Thanks for returning for Part IV of the “Documentation as a Habit”  series.

This is the fourth week of this series where we have paused to take a look at the need for EMS agencies to be intentional about Patient Care Report documentation reviews.

In this series, we lasered in on how field documentation in the Patient Care Report (PCR) directly ties to your billing office’s ability (or lack thereof) to apply the correct ICD-10 diagnosis code.

So far, we have taken a look at the importance of properly identifying the location and severity of illnesses and injuries. This week, we will discuss mechanism and documenting the precise external cause of injuries.

40 Pages, over 4,000 codes

Visit your EMS billing office someday and ask to see the ICD-10 coding book. The physical, hard copy publication is huge. Literally a person who is linear challenged could stand on this thing to reach high places.
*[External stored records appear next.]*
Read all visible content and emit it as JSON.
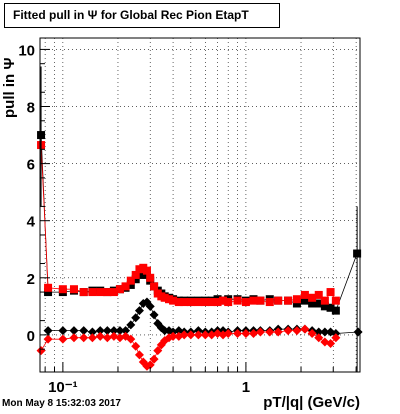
{
  "chart_data": {
    "type": "scatter",
    "title": "Fitted pull in  Ψ  for Global Rec Pion EtapT",
    "xlabel": "pT/|q| (GeV/c)",
    "ylabel": "pull in  Ψ",
    "xscale": "log",
    "xlim": [
      0.075,
      4.2
    ],
    "ylim": [
      -1.3,
      10.4
    ],
    "grid": true,
    "x_tick_labels": [
      "10⁻¹",
      "1"
    ],
    "y_ticks": [
      0,
      2,
      4,
      6,
      8,
      10
    ],
    "series": [
      {
        "color": "#000000",
        "marker": "square",
        "points": [
          [
            0.076,
            7.0
          ],
          [
            0.083,
            1.5
          ],
          [
            0.1,
            1.5
          ],
          [
            0.115,
            1.55
          ],
          [
            0.13,
            1.5
          ],
          [
            0.145,
            1.55
          ],
          [
            0.16,
            1.55
          ],
          [
            0.175,
            1.5
          ],
          [
            0.19,
            1.55
          ],
          [
            0.205,
            1.6
          ],
          [
            0.22,
            1.65
          ],
          [
            0.235,
            1.75
          ],
          [
            0.25,
            1.95
          ],
          [
            0.262,
            2.1
          ],
          [
            0.275,
            2.15
          ],
          [
            0.288,
            2.1
          ],
          [
            0.3,
            1.9
          ],
          [
            0.315,
            1.7
          ],
          [
            0.33,
            1.55
          ],
          [
            0.345,
            1.45
          ],
          [
            0.36,
            1.35
          ],
          [
            0.38,
            1.3
          ],
          [
            0.4,
            1.25
          ],
          [
            0.43,
            1.2
          ],
          [
            0.46,
            1.2
          ],
          [
            0.5,
            1.2
          ],
          [
            0.55,
            1.2
          ],
          [
            0.6,
            1.2
          ],
          [
            0.65,
            1.2
          ],
          [
            0.7,
            1.25
          ],
          [
            0.75,
            1.2
          ],
          [
            0.8,
            1.25
          ],
          [
            0.9,
            1.25
          ],
          [
            1.0,
            1.2
          ],
          [
            1.1,
            1.25
          ],
          [
            1.2,
            1.2
          ],
          [
            1.35,
            1.25
          ],
          [
            1.5,
            1.2
          ],
          [
            1.7,
            1.2
          ],
          [
            1.9,
            1.1
          ],
          [
            2.1,
            1.2
          ],
          [
            2.3,
            1.1
          ],
          [
            2.5,
            1.1
          ],
          [
            2.7,
            1.0
          ],
          [
            2.9,
            0.95
          ],
          [
            3.1,
            0.85
          ],
          [
            4.05,
            2.85
          ]
        ]
      },
      {
        "color": "#000000",
        "marker": "diamond",
        "points": [
          [
            0.083,
            0.15
          ],
          [
            0.1,
            0.15
          ],
          [
            0.115,
            0.15
          ],
          [
            0.13,
            0.15
          ],
          [
            0.145,
            0.1
          ],
          [
            0.16,
            0.15
          ],
          [
            0.175,
            0.15
          ],
          [
            0.19,
            0.15
          ],
          [
            0.205,
            0.15
          ],
          [
            0.22,
            0.15
          ],
          [
            0.235,
            0.35
          ],
          [
            0.25,
            0.6
          ],
          [
            0.262,
            0.85
          ],
          [
            0.275,
            1.1
          ],
          [
            0.288,
            1.15
          ],
          [
            0.3,
            1.0
          ],
          [
            0.315,
            0.7
          ],
          [
            0.33,
            0.4
          ],
          [
            0.345,
            0.25
          ],
          [
            0.36,
            0.15
          ],
          [
            0.38,
            0.15
          ],
          [
            0.4,
            0.1
          ],
          [
            0.43,
            0.15
          ],
          [
            0.46,
            0.1
          ],
          [
            0.5,
            0.1
          ],
          [
            0.55,
            0.15
          ],
          [
            0.6,
            0.1
          ],
          [
            0.65,
            0.1
          ],
          [
            0.7,
            0.15
          ],
          [
            0.75,
            0.15
          ],
          [
            0.8,
            0.1
          ],
          [
            0.9,
            0.15
          ],
          [
            1.0,
            0.15
          ],
          [
            1.1,
            0.15
          ],
          [
            1.2,
            0.15
          ],
          [
            1.35,
            0.15
          ],
          [
            1.5,
            0.2
          ],
          [
            1.7,
            0.2
          ],
          [
            1.9,
            0.2
          ],
          [
            2.1,
            0.2
          ],
          [
            2.3,
            0.15
          ],
          [
            2.5,
            0.1
          ],
          [
            2.7,
            0.1
          ],
          [
            2.9,
            0.1
          ],
          [
            3.1,
            0.05
          ],
          [
            4.1,
            0.1
          ]
        ]
      },
      {
        "color": "#ff0000",
        "marker": "square",
        "points": [
          [
            0.076,
            6.65
          ],
          [
            0.083,
            1.65
          ],
          [
            0.1,
            1.6
          ],
          [
            0.115,
            1.6
          ],
          [
            0.13,
            1.5
          ],
          [
            0.145,
            1.5
          ],
          [
            0.16,
            1.5
          ],
          [
            0.175,
            1.5
          ],
          [
            0.19,
            1.5
          ],
          [
            0.205,
            1.6
          ],
          [
            0.22,
            1.7
          ],
          [
            0.235,
            1.9
          ],
          [
            0.25,
            2.1
          ],
          [
            0.262,
            2.3
          ],
          [
            0.275,
            2.35
          ],
          [
            0.288,
            2.25
          ],
          [
            0.3,
            2.0
          ],
          [
            0.315,
            1.7
          ],
          [
            0.33,
            1.45
          ],
          [
            0.345,
            1.35
          ],
          [
            0.36,
            1.3
          ],
          [
            0.38,
            1.25
          ],
          [
            0.4,
            1.2
          ],
          [
            0.43,
            1.15
          ],
          [
            0.46,
            1.15
          ],
          [
            0.5,
            1.15
          ],
          [
            0.55,
            1.15
          ],
          [
            0.6,
            1.15
          ],
          [
            0.65,
            1.15
          ],
          [
            0.7,
            1.15
          ],
          [
            0.75,
            1.2
          ],
          [
            0.8,
            1.15
          ],
          [
            0.9,
            1.2
          ],
          [
            1.0,
            1.15
          ],
          [
            1.1,
            1.2
          ],
          [
            1.2,
            1.2
          ],
          [
            1.35,
            1.15
          ],
          [
            1.5,
            1.2
          ],
          [
            1.7,
            1.2
          ],
          [
            1.9,
            1.25
          ],
          [
            2.1,
            1.4
          ],
          [
            2.3,
            1.3
          ],
          [
            2.5,
            1.4
          ],
          [
            2.7,
            1.2
          ],
          [
            2.9,
            1.5
          ],
          [
            3.1,
            1.2
          ]
        ]
      },
      {
        "color": "#ff0000",
        "marker": "diamond",
        "points": [
          [
            0.076,
            -0.55
          ],
          [
            0.083,
            -0.15
          ],
          [
            0.1,
            -0.15
          ],
          [
            0.115,
            -0.1
          ],
          [
            0.13,
            -0.1
          ],
          [
            0.145,
            -0.1
          ],
          [
            0.16,
            -0.05
          ],
          [
            0.175,
            -0.1
          ],
          [
            0.19,
            -0.05
          ],
          [
            0.205,
            -0.1
          ],
          [
            0.22,
            -0.05
          ],
          [
            0.235,
            -0.15
          ],
          [
            0.25,
            -0.4
          ],
          [
            0.262,
            -0.7
          ],
          [
            0.275,
            -0.95
          ],
          [
            0.288,
            -1.1
          ],
          [
            0.3,
            -1.05
          ],
          [
            0.315,
            -0.85
          ],
          [
            0.33,
            -0.55
          ],
          [
            0.345,
            -0.35
          ],
          [
            0.36,
            -0.2
          ],
          [
            0.38,
            -0.1
          ],
          [
            0.4,
            -0.05
          ],
          [
            0.43,
            -0.05
          ],
          [
            0.46,
            0.0
          ],
          [
            0.5,
            0.0
          ],
          [
            0.55,
            0.0
          ],
          [
            0.6,
            0.0
          ],
          [
            0.65,
            0.0
          ],
          [
            0.7,
            0.05
          ],
          [
            0.75,
            0.0
          ],
          [
            0.8,
            0.05
          ],
          [
            0.9,
            0.05
          ],
          [
            1.0,
            0.05
          ],
          [
            1.1,
            0.05
          ],
          [
            1.2,
            0.1
          ],
          [
            1.35,
            0.1
          ],
          [
            1.5,
            0.1
          ],
          [
            1.7,
            0.15
          ],
          [
            1.9,
            0.15
          ],
          [
            2.1,
            0.2
          ],
          [
            2.3,
            0.05
          ],
          [
            2.5,
            -0.1
          ],
          [
            2.7,
            -0.25
          ],
          [
            2.9,
            -0.3
          ],
          [
            3.1,
            -0.1
          ]
        ]
      }
    ]
  },
  "footer": {
    "timestamp": "Mon May  8 15:32:03 2017"
  }
}
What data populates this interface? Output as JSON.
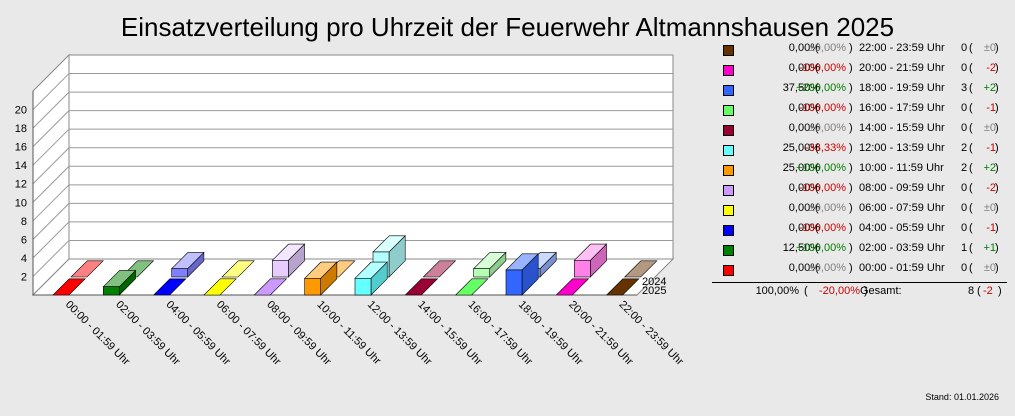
{
  "chart_data": {
    "type": "bar",
    "title": "Einsatzverteilung pro Uhrzeit der Feuerwehr Altmannshausen 2025",
    "categories": [
      "00:00 - 01:59 Uhr",
      "02:00 - 03:59 Uhr",
      "04:00 - 05:59 Uhr",
      "06:00 - 07:59 Uhr",
      "08:00 - 09:59 Uhr",
      "10:00 - 11:59 Uhr",
      "12:00 - 13:59 Uhr",
      "14:00 - 15:59 Uhr",
      "16:00 - 17:59 Uhr",
      "18:00 - 19:59 Uhr",
      "20:00 - 21:59 Uhr",
      "22:00 - 23:59 Uhr"
    ],
    "colors": [
      "#ff0000",
      "#008000",
      "#0000ff",
      "#ffff00",
      "#cc99ff",
      "#ff9900",
      "#66ffff",
      "#990033",
      "#66ff66",
      "#3366ff",
      "#ff00cc",
      "#663300"
    ],
    "series": [
      {
        "name": "2025",
        "values": [
          0,
          1,
          0,
          0,
          0,
          2,
          2,
          0,
          0,
          3,
          0,
          0
        ]
      },
      {
        "name": "2024",
        "values": [
          0,
          0,
          1,
          0,
          2,
          0,
          3,
          0,
          1,
          1,
          2,
          0
        ]
      }
    ],
    "yticks": [
      2,
      4,
      6,
      8,
      10,
      12,
      14,
      16,
      18,
      20
    ],
    "ylim": [
      0,
      20
    ],
    "grid": true
  },
  "legend": {
    "rows": [
      {
        "pct": "0,00%",
        "change": "±0,00%",
        "range": "22:00 - 23:59 Uhr",
        "count": "0",
        "diff": "±0",
        "color": "#663300",
        "trend": "zero"
      },
      {
        "pct": "0,00%",
        "change": "-100,00%",
        "range": "20:00 - 21:59 Uhr",
        "count": "0",
        "diff": "-2",
        "color": "#ff00cc",
        "trend": "neg"
      },
      {
        "pct": "37,50%",
        "change": "+200,00%",
        "range": "18:00 - 19:59 Uhr",
        "count": "3",
        "diff": "+2",
        "color": "#3366ff",
        "trend": "pos"
      },
      {
        "pct": "0,00%",
        "change": "-100,00%",
        "range": "16:00 - 17:59 Uhr",
        "count": "0",
        "diff": "-1",
        "color": "#66ff66",
        "trend": "neg"
      },
      {
        "pct": "0,00%",
        "change": "±0,00%",
        "range": "14:00 - 15:59 Uhr",
        "count": "0",
        "diff": "±0",
        "color": "#990033",
        "trend": "zero"
      },
      {
        "pct": "25,00%",
        "change": "-33,33%",
        "range": "12:00 - 13:59 Uhr",
        "count": "2",
        "diff": "-1",
        "color": "#66ffff",
        "trend": "neg"
      },
      {
        "pct": "25,00%",
        "change": "+100,00%",
        "range": "10:00 - 11:59 Uhr",
        "count": "2",
        "diff": "+2",
        "color": "#ff9900",
        "trend": "pos"
      },
      {
        "pct": "0,00%",
        "change": "-100,00%",
        "range": "08:00 - 09:59 Uhr",
        "count": "0",
        "diff": "-2",
        "color": "#cc99ff",
        "trend": "neg"
      },
      {
        "pct": "0,00%",
        "change": "±0,00%",
        "range": "06:00 - 07:59 Uhr",
        "count": "0",
        "diff": "±0",
        "color": "#ffff00",
        "trend": "zero"
      },
      {
        "pct": "0,00%",
        "change": "-100,00%",
        "range": "04:00 - 05:59 Uhr",
        "count": "0",
        "diff": "-1",
        "color": "#0000ff",
        "trend": "neg"
      },
      {
        "pct": "12,50%",
        "change": "+100,00%",
        "range": "02:00 - 03:59 Uhr",
        "count": "1",
        "diff": "+1",
        "color": "#008000",
        "trend": "pos"
      },
      {
        "pct": "0,00%",
        "change": "±0,00%",
        "range": "00:00 - 01:59 Uhr",
        "count": "0",
        "diff": "±0",
        "color": "#ff0000",
        "trend": "zero"
      }
    ],
    "total": {
      "pct": "100,00%",
      "change": "-20,00%",
      "label": "Gesamt:",
      "count": "8",
      "diff": "-2",
      "trend": "neg"
    }
  },
  "footer": {
    "stand": "Stand: 01.01.2026"
  }
}
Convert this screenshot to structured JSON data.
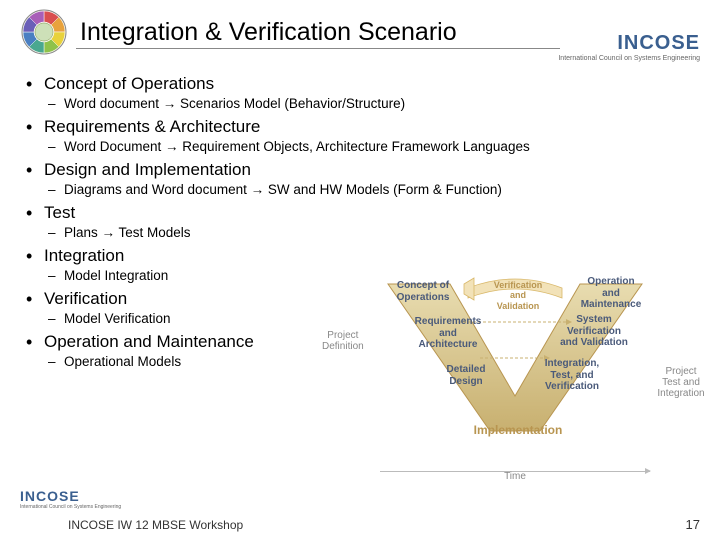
{
  "title": "Integration & Verification Scenario",
  "logo": {
    "brand": "INCOSE",
    "sub": "International Council on Systems Engineering"
  },
  "bullets": [
    {
      "main": "Concept of Operations",
      "sub": "Word document →  Scenarios Model (Behavior/Structure)"
    },
    {
      "main": "Requirements & Architecture",
      "sub": "Word Document →  Requirement Objects, Architecture Framework Languages"
    },
    {
      "main": "Design and Implementation",
      "sub": "Diagrams and Word document  →  SW and HW Models (Form & Function)"
    },
    {
      "main": "Test",
      "sub": "Plans → Test Models"
    },
    {
      "main": "Integration",
      "sub": "Model Integration"
    },
    {
      "main": " Verification",
      "sub": "Model Verification"
    },
    {
      "main": "Operation and Maintenance",
      "sub": "Operational Models"
    }
  ],
  "vmodel": {
    "left_side": "Project\nDefinition",
    "right_side": "Project\nTest and\nIntegration",
    "time": "Time",
    "left_steps": [
      "Concept of\nOperations",
      "Requirements\nand\nArchitecture",
      "Detailed\nDesign"
    ],
    "right_steps": [
      "Operation\nand\nMaintenance",
      "System\nVerification\nand Validation",
      "Integration,\nTest, and\nVerification"
    ],
    "bottom": "Implementation",
    "top_arrow": "Verification\nand\nValidation",
    "colors": {
      "v_fill": "#d9c896",
      "v_stroke": "#b89550",
      "step_text": "#4a5a7a",
      "side_text": "#888888",
      "arrow_fill": "#f2e2b8"
    }
  },
  "footer": {
    "text": "INCOSE IW 12 MBSE Workshop",
    "page": "17"
  },
  "wheel_colors": [
    "#d94f4f",
    "#e8a23c",
    "#e8d23c",
    "#8fc24a",
    "#4aa88f",
    "#4a7fc2",
    "#6a5fb8",
    "#a85fb8"
  ]
}
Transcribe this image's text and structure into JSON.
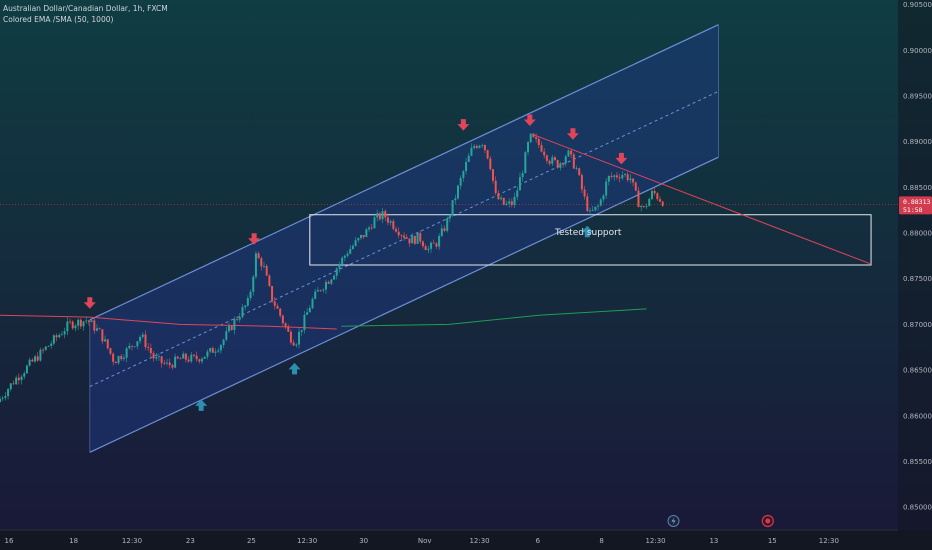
{
  "header": {
    "symbol_line": "Australian Dollar/Canadian Dollar, 1h, FXCM",
    "indicator_line": "Colored EMA /SMA (50, 1000)"
  },
  "colors": {
    "background_top": "#0f3d42",
    "background_bottom": "#1a1838",
    "up_candle": "#26a69a",
    "down_candle": "#ef5350",
    "channel_line": "#6f8fd8",
    "channel_fill": "#1e3a8a",
    "arrow_down": "#e0455a",
    "arrow_up": "#2a8fb0",
    "ema_red": "#e0455a",
    "sma_green": "#1f9d55",
    "support_box": "#e8e8ee",
    "price_badge": "#d23a4e"
  },
  "chart_data": {
    "type": "candlestick",
    "title": "Australian Dollar/Canadian Dollar, 1h, FXCM",
    "indicator": "Colored EMA /SMA (50, 1000)",
    "y_axis": {
      "range": [
        0.8475,
        0.9055
      ],
      "tick_labels": [
        "0.90500",
        "0.90000",
        "0.89500",
        "0.89000",
        "0.88500",
        "0.88000",
        "0.87500",
        "0.87000",
        "0.86500",
        "0.86000",
        "0.85500",
        "0.85000"
      ],
      "ticks": [
        0.905,
        0.9,
        0.895,
        0.89,
        0.885,
        0.88,
        0.875,
        0.87,
        0.865,
        0.86,
        0.855,
        0.85
      ]
    },
    "x_axis": {
      "range": [
        0,
        100
      ],
      "tick_labels": [
        "16",
        "18",
        "12:30",
        "23",
        "25",
        "12:30",
        "30",
        "Nov",
        "12:30",
        "6",
        "8",
        "12:30",
        "13",
        "15",
        "12:30"
      ],
      "ticks": [
        1,
        8.2,
        14.7,
        21.2,
        28,
        34.2,
        40.5,
        47.3,
        53.4,
        59.9,
        67,
        73,
        79.5,
        86,
        92.3
      ]
    },
    "price_path": [
      [
        0,
        0.8615
      ],
      [
        2,
        0.864
      ],
      [
        4,
        0.866
      ],
      [
        6,
        0.868
      ],
      [
        8,
        0.87
      ],
      [
        10,
        0.8705
      ],
      [
        11.5,
        0.869
      ],
      [
        13,
        0.866
      ],
      [
        14.5,
        0.8672
      ],
      [
        16,
        0.8688
      ],
      [
        17.5,
        0.8662
      ],
      [
        19,
        0.8655
      ],
      [
        20.5,
        0.8663
      ],
      [
        22,
        0.8662
      ],
      [
        23.5,
        0.8668
      ],
      [
        25,
        0.868
      ],
      [
        26.5,
        0.8705
      ],
      [
        28,
        0.8725
      ],
      [
        28.8,
        0.8775
      ],
      [
        29.6,
        0.8765
      ],
      [
        30.5,
        0.873
      ],
      [
        31.5,
        0.871
      ],
      [
        32.5,
        0.8688
      ],
      [
        33.2,
        0.868
      ],
      [
        34,
        0.87
      ],
      [
        35,
        0.8725
      ],
      [
        36,
        0.874
      ],
      [
        37,
        0.875
      ],
      [
        38,
        0.8765
      ],
      [
        39,
        0.878
      ],
      [
        40,
        0.879
      ],
      [
        41,
        0.88
      ],
      [
        42,
        0.8815
      ],
      [
        43,
        0.882
      ],
      [
        44,
        0.881
      ],
      [
        45,
        0.88
      ],
      [
        46,
        0.8792
      ],
      [
        47,
        0.8795
      ],
      [
        48,
        0.8782
      ],
      [
        49,
        0.879
      ],
      [
        50,
        0.881
      ],
      [
        51,
        0.884
      ],
      [
        52,
        0.887
      ],
      [
        53,
        0.8895
      ],
      [
        54,
        0.89
      ],
      [
        54.8,
        0.888
      ],
      [
        55.5,
        0.884
      ],
      [
        56.5,
        0.883
      ],
      [
        57.5,
        0.8833
      ],
      [
        58.5,
        0.887
      ],
      [
        59.3,
        0.8905
      ],
      [
        60.5,
        0.8895
      ],
      [
        61.5,
        0.888
      ],
      [
        62.5,
        0.8875
      ],
      [
        63.5,
        0.8888
      ],
      [
        64.5,
        0.887
      ],
      [
        65.3,
        0.884
      ],
      [
        66,
        0.882
      ],
      [
        67,
        0.883
      ],
      [
        68,
        0.886
      ],
      [
        69.5,
        0.8865
      ],
      [
        70.5,
        0.886
      ],
      [
        71.3,
        0.8835
      ],
      [
        72,
        0.8826
      ],
      [
        73,
        0.8845
      ],
      [
        74,
        0.8835
      ]
    ],
    "last_price": "0.88313",
    "countdown": "51:58",
    "channel": {
      "upper": [
        [
          10,
          0.8705
        ],
        [
          80,
          0.9028
        ]
      ],
      "lower": [
        [
          10,
          0.856
        ],
        [
          80,
          0.8883
        ]
      ],
      "midline": [
        [
          10,
          0.8632
        ],
        [
          80,
          0.8955
        ]
      ]
    },
    "resistance_line": [
      [
        59.3,
        0.8908
      ],
      [
        97,
        0.8766
      ]
    ],
    "support_zone": {
      "price_top": 0.882,
      "price_bottom": 0.8765,
      "x_start": 34.5,
      "x_end": 97
    },
    "indicator_lines": {
      "ema_red": [
        [
          0,
          0.871
        ],
        [
          10,
          0.8708
        ],
        [
          20,
          0.87
        ],
        [
          30,
          0.8698
        ],
        [
          37.5,
          0.8695
        ]
      ],
      "sma_green": [
        [
          38,
          0.8698
        ],
        [
          50,
          0.87
        ],
        [
          60,
          0.871
        ],
        [
          72,
          0.8717
        ]
      ]
    },
    "markers": {
      "down_arrows": [
        [
          10,
          0.871
        ],
        [
          28.3,
          0.878
        ],
        [
          51.6,
          0.8905
        ],
        [
          59,
          0.891
        ],
        [
          63.8,
          0.8895
        ],
        [
          69.2,
          0.8868
        ]
      ],
      "up_arrows": [
        [
          22.4,
          0.8625
        ],
        [
          32.8,
          0.8665
        ],
        [
          65.4,
          0.8815
        ]
      ]
    },
    "annotations": [
      {
        "text": "Tested support",
        "x": 65.5,
        "y": 0.8798
      }
    ],
    "grid": false
  }
}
The chapter containing the “External Cause of Injuries Index” of codes spans 40 pages and if our estimates are accurate exceeds 4,000 individual codes intended to capture the exact nature of accidents and resulting injuries.

Mind Blowing!

There are so many possible ways your patients suffer injuries. The causes of those injuries combine for so many possible scenarios, just thinking about it can be staggering. Now sit down and put them all on paper and then come up with a way to digitally represent those scenarios with an alpha/numeric representation.

Mind blowing! Right?

Now imagine sitting in the billing office, reading PCRs and it’s your job to choose one of these over-4,000 choices to accurately represent the EMS scenario to the insurance payer source when billing.

It’s a daunting task.


We thought you’d enjoy reading some of the examples of the codes that are out there to choose from.

Let’s say you are an EMS provider in San Francisco where there are streetcars. Well, there are specific codes for injuries suffered on the streetcar. Code V82.4 is a code set aside for an accident, transport, streetcar occupant, collision while boarding or alighting.

For those of us that practice in Amish Country, like Pennsylvania or Ohio, your billing office probably uses V36.9 or V36.3 which is the code for an accident caused by an animal-drawn vehicle in traffic (V36.9) or when not in traffic (V36.3.)

The “struck by” codes apply to many of our scenarios such as codes for struck by a… baseball, bullet, lightning, missile (an everyday occurrence for sure), tennis racquet (and there’s a separate carve-out code for an assault with a tennis racquet- really?)

Are you getting the picture?

If you are less than detailed when documenting your injury scenario, your billing office will be hard-pressed to choose the correct code when preparing the claim.

Let’s say you handled a construction accident. It’s not enough to simply state that the patient suffered a laceration from contact with a machine. Why? Because there are separate codes for different types of machines. For example, there is a code for a wound where the mechanism of injury was due to contact with a bench-saw and then there is another code for contact with a band-saw.

Of course, let’s not forget that once you have described what or how the injury was caused, then you have to combine the other elements that we have or will be discussing in the coming weeks by describing in succinct detail the location of the injury, the severity, causation, relationship and even the stages- if applicable.

Even the place of occurrence has codes almost three pages of the coding book contain those codes and include every type of possible location where an incident can take place. There are separate codes for church versus mosque, a code for an injury that takes place in the mall and another for the injury at a radio station, just to name a few.

The coding combinations and considerations are endless. But, simply it all comes down to how much detail you include in your PCR documentation. That one thing is the common denominator that will end in a successful outcome and payment for the service you provided.